Keith Olbermann wrote this in 1997, back when he and Dan Patrick made Sportscenter one of the best shows on television. Not best sports show, or even best newscast – best shows, period. And since we are thirteen years on, it may be time to start thinking about who our Ninth Man is…
Baseball is often criticized for having an obsession with its own history. Yet, these days, it seems that history alone separates it from every sport. As the character portrayed by James Earl Jones said in the movie “Field Of Dreams,” America has been erased like a blackboard, rebuilt, erased again,
rebuilt again — and all the time baseball has been there.
For better or worse, history, in baseball, is a living thing. And in this spring training, history walks the camps looking for one player to claim as his own.

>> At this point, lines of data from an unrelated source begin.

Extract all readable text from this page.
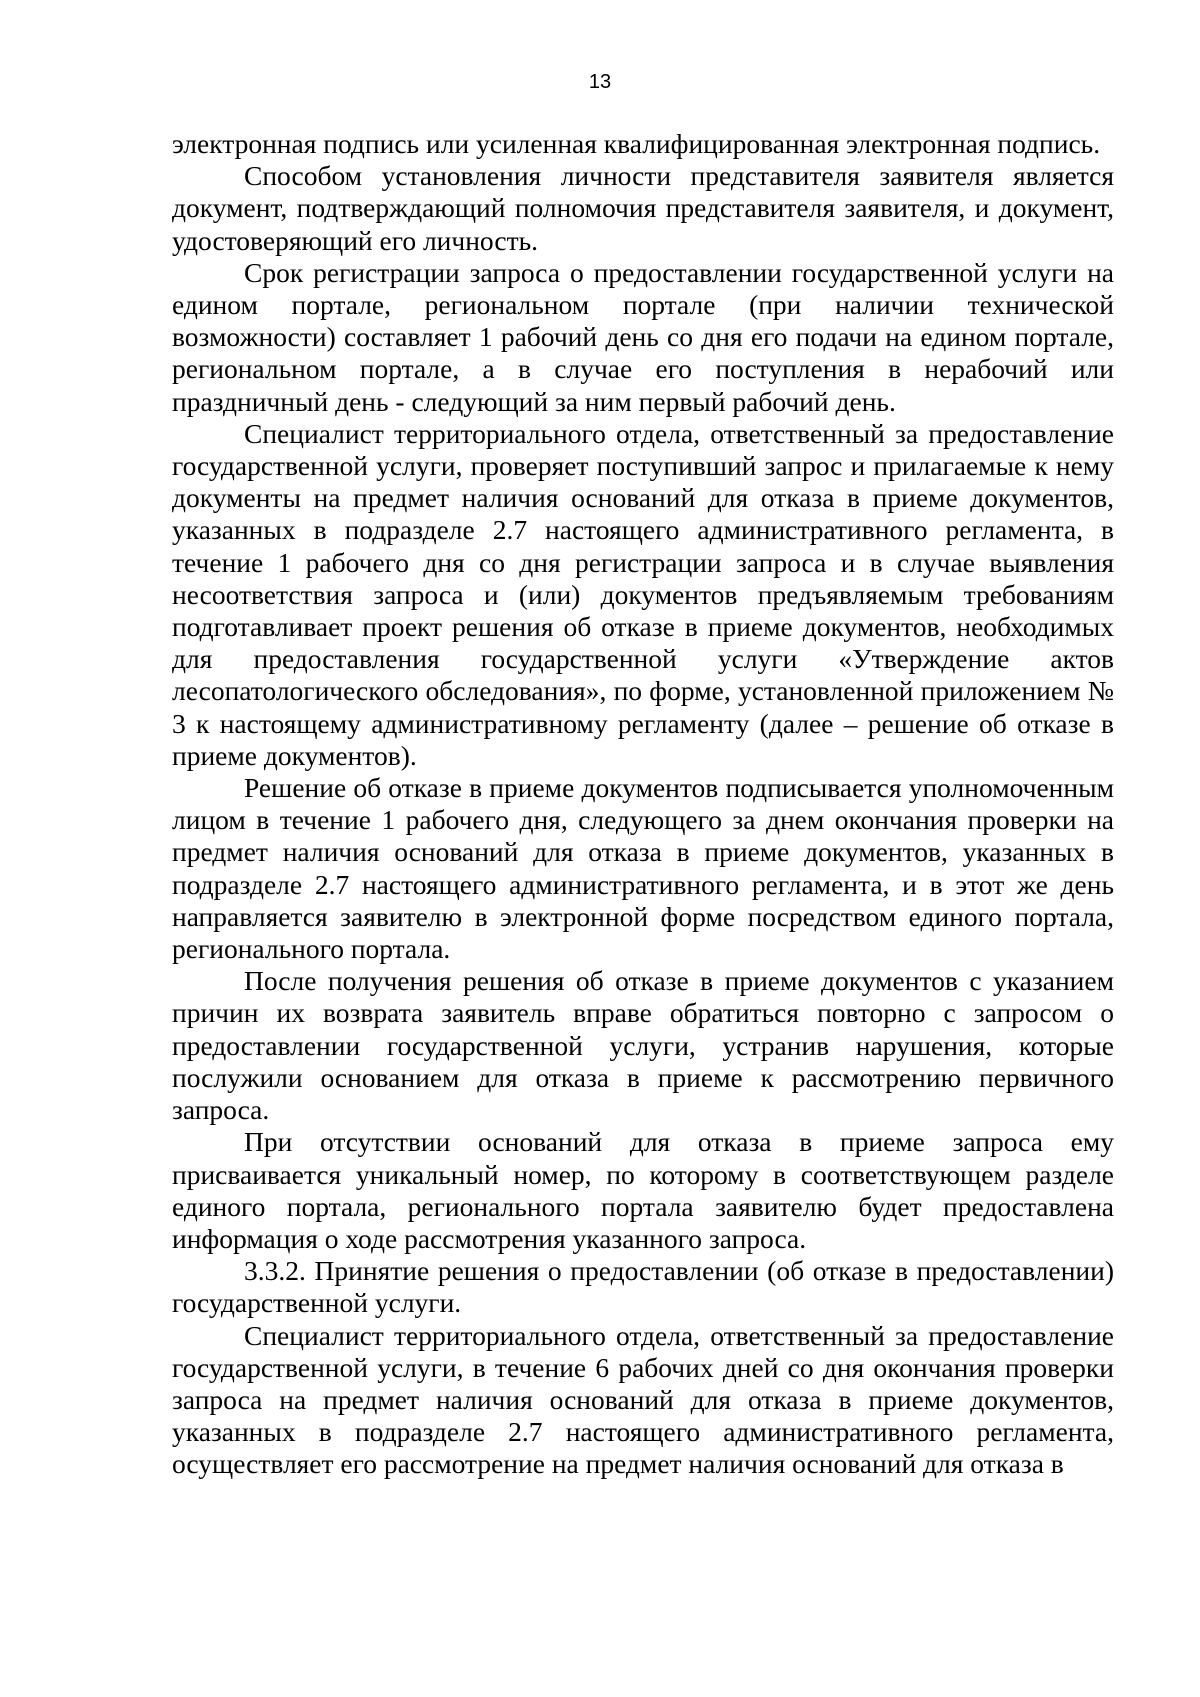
13

электронная подпись или усиленная квалифицированная электронная подпись.

Способом установления личности представителя заявителя является документ, подтверждающий полномочия представителя заявителя, и документ, удостоверяющий его личность.

Срок регистрации запроса о предоставлении государственной услуги на едином портале, региональном портале (при наличии технической возможности) составляет 1 рабочий день со дня его подачи на едином портале, региональном портале, а в случае его поступления в нерабочий или праздничный день - следующий за ним первый рабочий день.

Специалист территориального отдела, ответственный за предоставление государственной услуги, проверяет поступивший запрос и прилагаемые к нему документы на предмет наличия оснований для отказа в приеме документов, указанных в подразделе 2.7 настоящего административного регламента, в течение 1 рабочего дня со дня регистрации запроса и в случае выявления несоответствия запроса и (или) документов предъявляемым требованиям подготавливает проект решения об отказе в приеме документов, необходимых для предоставления государственной услуги «Утверждение актов лесопатологического обследования», по форме, установленной приложением № 3 к настоящему административному регламенту (далее – решение об отказе в приеме документов).

Решение об отказе в приеме документов подписывается уполномоченным лицом в течение 1 рабочего дня, следующего за днем окончания проверки на предмет наличия оснований для отказа в приеме документов, указанных в подразделе 2.7 настоящего административного регламента, и в этот же день направляется заявителю в электронной форме посредством единого портала, регионального портала.

После получения решения об отказе в приеме документов с указанием причин их возврата заявитель вправе обратиться повторно с запросом о предоставлении государственной услуги, устранив нарушения, которые послужили основанием для отказа в приеме к рассмотрению первичного запроса.

При отсутствии оснований для отказа в приеме запроса ему присваивается уникальный номер, по которому в соответствующем разделе единого портала, регионального портала заявителю будет предоставлена информация о ходе рассмотрения указанного запроса.

3.3.2. Принятие решения о предоставлении (об отказе в предоставлении) государственной услуги.

Специалист территориального отдела, ответственный за предоставление государственной услуги, в течение 6 рабочих дней со дня окончания проверки запроса на предмет наличия оснований для отказа в приеме документов, указанных в подразделе 2.7 настоящего административного регламента, осуществляет его рассмотрение на предмет наличия оснований для отказа в
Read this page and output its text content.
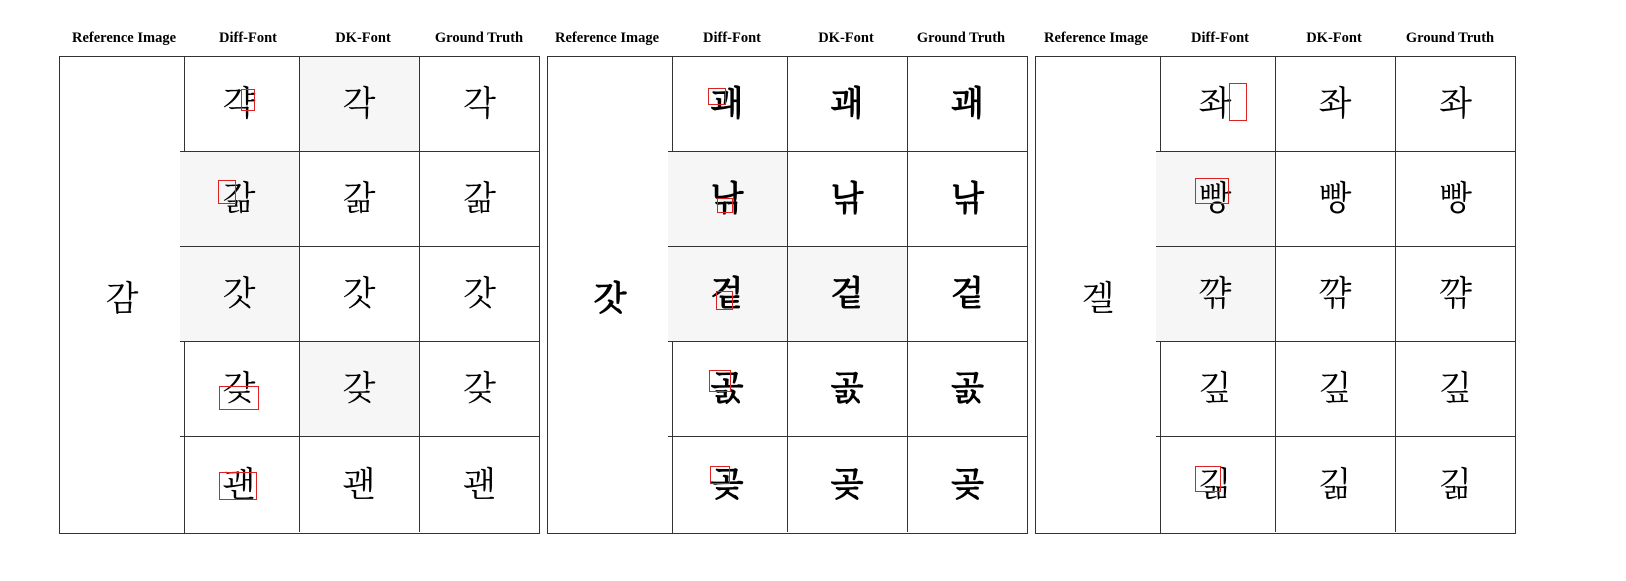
Reference Image	Diff-Font	DK-Font	Ground Truth
감
갹	각	각
갊	갊	갊
갓	갓	갓
갖	갖	갖
괜	괜	괜
Reference Image	Diff-Font	DK-Font	Ground Truth
갓
괘	괘	괘
낚	낚	낚
겉	겉	겉
곬	곬	곬
곶	곶	곶
Reference Image	Diff-Font	DK-Font	Ground Truth
겔
좌	좌	좌
빵	빵	빵
꺆	꺆	꺆
깊	깊	깊
긺	긺	긺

He is out there somewhere, in Arizona, maybe in Florida. His may be a name we already know; it may be one we do not. He is probably 20 or 21 years old, maybe 22. And he will make his big-league debut some time this year, or spend his first full season in the bigs this year — and he will retire in the year
2016 or 2017. He will be the grand old man of baseball. And they will say, he’s so old that the year he broke in, Eddie Murray was still playing!
He is out there somewhere, in Arizona, maybe in Florida. And to him is about to be passed — the torch. He will some day be the senior player in the game, representing an era at its end. And he will be the ninth man.
Murray, beginning his 21st season, is the eighth man. That’s because he is so old that, when he broke in, Brooks Robinson was still playing. That was in 1977; they were teammates.
And at that time, Robinson, the grand old man of the game, had been playing so long that when he broke in, Bob Feller was still playing. Feller is the sixth man. Because, when Brooks Robinson broke in, Feller had been playing so long that when he was a rookie in 1936, Rogers Hornsby was still playing.
The fifth man. Hornsby had been playing so long that when he was a rookie in 1915, Honus Wagner was still playing; Wagner was the fourth man. He had been playing so long that when he was a rookie in 1897, Cap Anson was still playing. Cap, of course, was the third man. And when Wagner broke in, Cap
Anson had been playing so long that when he was a rookie in 1871, Dickey Pearce was still playing.
The second man. When he was a rookie in 1855, Doc Adams was still playing. And Doc Adams was a member of the Knickerbocker club when on June 19, 1846, it played the first recorded game of baseball as we know it.
He was the first man.
Adams.
Pearce.
Anson.
Wagner.
Hornsby.
Feller.
Robinson.
Murray.
And now, someone new.
He is out there somewhere, in Arizona, maybe in Florida. His may be a name we already know. It may be one we do not. Now, he is only at the beginning. But some day, he will be … the ninth man.